The minimum number of units of an underlying asset that must be traded in a single futures or options contract on NSE, as periodically revised by the exchange to keep contract values within a regulated notional range.

Formula
Notional Value = Lot Size × Current Market Price of Underlying

Every futures and options contract on NSE is standardised, and one of the most fundamental parameters of that standardisation is the lot size — the fixed number of shares (or units) that constitute one contract. A trader cannot buy or sell half a lot; the position must always be a whole number multiple of the prescribed lot size.

NSE determined lot sizes so that the notional value of one contract — calculated as lot size multiplied by the current market price of the underlying — fell approximately within a target range of Rs 5 lakh to Rs 10 lakh at the time of introduction. As stock prices changed over time, the exchange periodically revised lot sizes upward or downward to bring the contract value back into this band. SEBI circulars from time to time revised this minimum notional value threshold; in its 2021 circular SEBI raised the minimum contract size to Rs 5 lakh, prompting NSE to recalibrate lot sizes across hundreds of single-stock derivatives.

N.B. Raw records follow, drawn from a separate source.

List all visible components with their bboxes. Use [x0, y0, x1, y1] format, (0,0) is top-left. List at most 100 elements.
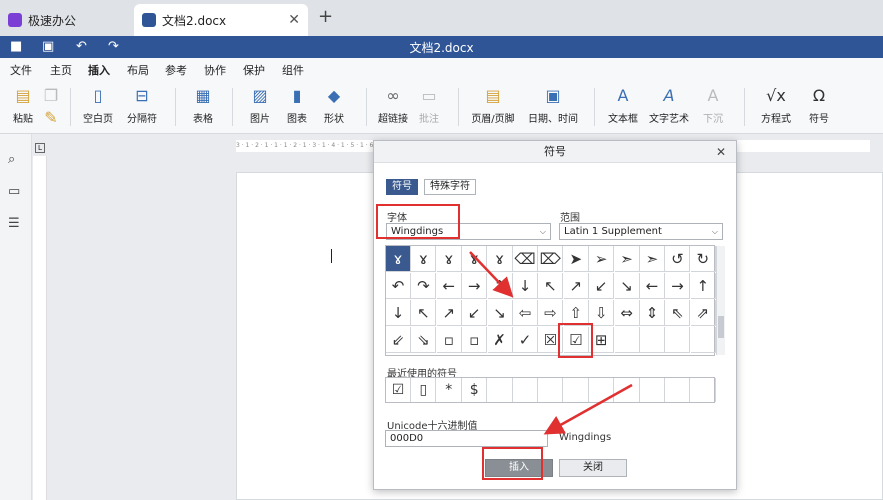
symbol-cell[interactable]: ⇔ — [614, 300, 640, 326]
symbol-cell[interactable]: ↙ — [462, 300, 488, 326]
text-art-button[interactable]: A 文字艺术 — [646, 86, 692, 125]
menu-file[interactable]: 文件 — [10, 62, 32, 78]
symbol-cell[interactable]: ➤ — [563, 246, 589, 272]
symbol-cell[interactable]: ↖ — [538, 273, 564, 299]
symbol-cell[interactable]: ⇕ — [640, 300, 665, 326]
symbol-cell[interactable]: ↖ — [411, 300, 437, 326]
symbol-cell[interactable]: ➣ — [640, 246, 665, 272]
menu-insert[interactable]: 插入 — [88, 62, 110, 82]
menu-layout[interactable]: 布局 — [127, 62, 149, 78]
table-button[interactable]: ▦ 表格 — [186, 86, 220, 125]
tab-symbol[interactable]: 符号 — [386, 179, 418, 195]
symbol-cell[interactable]: ↑ — [690, 273, 716, 299]
symbol-cell[interactable]: ▫ — [462, 327, 488, 353]
symbol-cell[interactable]: ɤ — [436, 246, 462, 272]
recent-symbol-cell[interactable] — [640, 378, 665, 402]
date-time-button[interactable]: ▣ 日期、时间 — [528, 86, 578, 125]
symbol-cell[interactable]: ↙ — [589, 273, 615, 299]
picture-button[interactable]: ▨ 图片 — [244, 86, 276, 125]
hyperlink-button[interactable]: ∞ 超链接 — [376, 86, 410, 125]
symbol-cell[interactable]: ➣ — [614, 246, 640, 272]
close-tab-icon[interactable]: ✕ — [288, 12, 300, 28]
range-select[interactable]: Latin 1 Supplement ⌵ — [559, 223, 723, 240]
recent-symbol-cell[interactable]: ☑ — [386, 378, 411, 402]
symbol-cell[interactable]: ⌫ — [513, 246, 538, 272]
undo-icon[interactable]: ↶ — [76, 39, 87, 54]
header-footer-button[interactable]: ▤ 页眉/页脚 — [470, 86, 516, 125]
symbol-cell[interactable]: ɤ — [386, 246, 411, 272]
symbol-cell[interactable]: ▫ — [436, 327, 462, 353]
close-icon[interactable]: ✕ — [716, 145, 726, 159]
symbol-grid-scrollbar[interactable] — [716, 246, 725, 355]
recent-symbol-cell[interactable] — [488, 378, 513, 402]
recent-symbol-cell[interactable] — [615, 378, 640, 402]
symbol-cell[interactable]: ⇗ — [690, 300, 716, 326]
close-button[interactable]: 关闭 — [559, 459, 627, 477]
symbol-button[interactable]: Ω 符号 — [804, 86, 834, 125]
copy-icon[interactable]: ❐ — [40, 86, 60, 110]
symbol-cell[interactable]: ✗ — [487, 327, 513, 353]
symbol-cell[interactable]: ↷ — [411, 273, 437, 299]
blank-page-button[interactable]: ▯ 空白页 — [80, 86, 116, 125]
print-icon[interactable]: ▣ — [42, 39, 54, 54]
symbol-cell[interactable]: ← — [436, 273, 462, 299]
symbol-cell[interactable]: → — [665, 273, 691, 299]
symbol-cell[interactable]: ↘ — [487, 300, 513, 326]
symbol-cell[interactable]: ↶ — [386, 273, 411, 299]
equation-button[interactable]: √x 方程式 — [756, 86, 796, 125]
recent-symbol-cell[interactable] — [589, 378, 615, 402]
recent-symbol-cell[interactable] — [665, 378, 691, 402]
unicode-input[interactable]: 000D0 — [385, 430, 548, 447]
menu-references[interactable]: 参考 — [165, 62, 187, 78]
page-break-button[interactable]: ⊟ 分隔符 — [120, 86, 164, 125]
symbol-cell[interactable]: ↗ — [436, 300, 462, 326]
symbol-cell[interactable]: ⇙ — [386, 327, 411, 353]
menu-protect[interactable]: 保护 — [243, 62, 265, 78]
symbol-cell[interactable]: ← — [640, 273, 665, 299]
symbol-cell[interactable] — [614, 327, 640, 353]
comment-icon[interactable]: ▭ — [8, 184, 20, 199]
symbol-cell[interactable]: ⌦ — [538, 246, 564, 272]
tab-home[interactable]: 极速办公 — [0, 4, 132, 36]
tab-stop-selector[interactable]: L — [35, 143, 45, 153]
recent-symbol-cell[interactable]: * — [437, 378, 462, 402]
symbol-cell[interactable]: ɤ — [462, 246, 488, 272]
symbol-cell[interactable] — [690, 327, 716, 353]
recent-symbol-cell[interactable]: ▯ — [411, 378, 437, 402]
recent-symbol-cell[interactable] — [564, 378, 589, 402]
save-icon[interactable]: ■ — [10, 39, 22, 54]
tab-special-chars[interactable]: 特殊字符 — [424, 179, 476, 195]
search-icon[interactable]: ⌕ — [8, 152, 15, 167]
menu-plugins[interactable]: 组件 — [282, 62, 304, 78]
symbol-cell[interactable]: ⇖ — [665, 300, 691, 326]
symbol-cell[interactable]: ↻ — [690, 246, 716, 272]
recent-symbol-cell[interactable]: $ — [462, 378, 488, 402]
symbol-cell[interactable] — [665, 327, 691, 353]
symbol-cell[interactable]: ↓ — [386, 300, 411, 326]
menu-collaborate[interactable]: 协作 — [204, 62, 226, 78]
symbol-cell[interactable]: ɤ — [411, 246, 437, 272]
symbol-cell[interactable] — [640, 327, 665, 353]
navigation-icon[interactable]: ☰ — [8, 216, 20, 231]
scrollbar-thumb[interactable] — [718, 316, 724, 338]
new-tab-button[interactable]: + — [318, 6, 333, 27]
menu-home[interactable]: 主页 — [50, 62, 72, 78]
drop-cap-button[interactable]: A 下沉 — [698, 86, 728, 125]
symbol-cell[interactable]: ↗ — [563, 273, 589, 299]
recent-symbol-cell[interactable] — [513, 378, 538, 402]
symbol-cell[interactable]: ⇦ — [513, 300, 538, 326]
symbol-cell[interactable]: ɤ — [487, 246, 513, 272]
shape-button[interactable]: ◆ 形状 — [318, 86, 350, 125]
symbol-cell[interactable]: ⇘ — [411, 327, 437, 353]
symbol-cell[interactable]: ↑ — [487, 273, 513, 299]
format-painter-icon[interactable]: ✎ — [40, 108, 60, 132]
recent-symbol-cell[interactable] — [691, 378, 716, 402]
symbol-cell[interactable]: ↓ — [513, 273, 538, 299]
comment-button[interactable]: ▭ 批注 — [414, 86, 444, 125]
symbol-cell[interactable]: ↺ — [665, 246, 691, 272]
chart-button[interactable]: ▮ 图表 — [282, 86, 312, 125]
tab-document[interactable]: 文档2.docx ✕ — [134, 4, 308, 36]
paste-button[interactable]: ▤ 粘贴 — [8, 86, 38, 125]
symbol-cell[interactable]: → — [462, 273, 488, 299]
redo-icon[interactable]: ↷ — [108, 39, 119, 54]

The lot size is also directly linked to the Market-Wide Position Limit (MWPL) framework. NSE computed the total open interest across all participants in a stock's F&O contracts in terms of number of shares, then compared it to the free-float shares outstanding to arrive at the MWPL utilisation percentage. Because each contract represents a fixed number of shares equal to the lot size, a change in lot size mechanically altered how quickly aggregate open interest approached the MWPL threshold.

For index derivatives such as Nifty 50 and Bank Nifty, lot sizes were set differently. The Nifty 50 lot size was reduced from 75 to 50 units in 2019 and again revised subsequently, while Bank Nifty had its own distinct lot size. These revisions affected the margin required per contract and therefore the capital efficiency available to participants.

Traders needed to factor lot size into position sizing calculations. For example, if a stock traded at Rs 2,000 and the lot size was 300, the notional value per contract was Rs 6 lakh. An option writer collecting premium of Rs 50 per share received Rs 15,000 per lot. Understanding the lot size was therefore prerequisite to interpreting margin requirements, maximum loss on a naked position, and the leverage embedded in any derivative strategy.

Educational only. This glossary entry is for informational purposes and does not constitute investment, tax, or legal guidance. Please consult a SEBI-registered adviser before making any investment decision.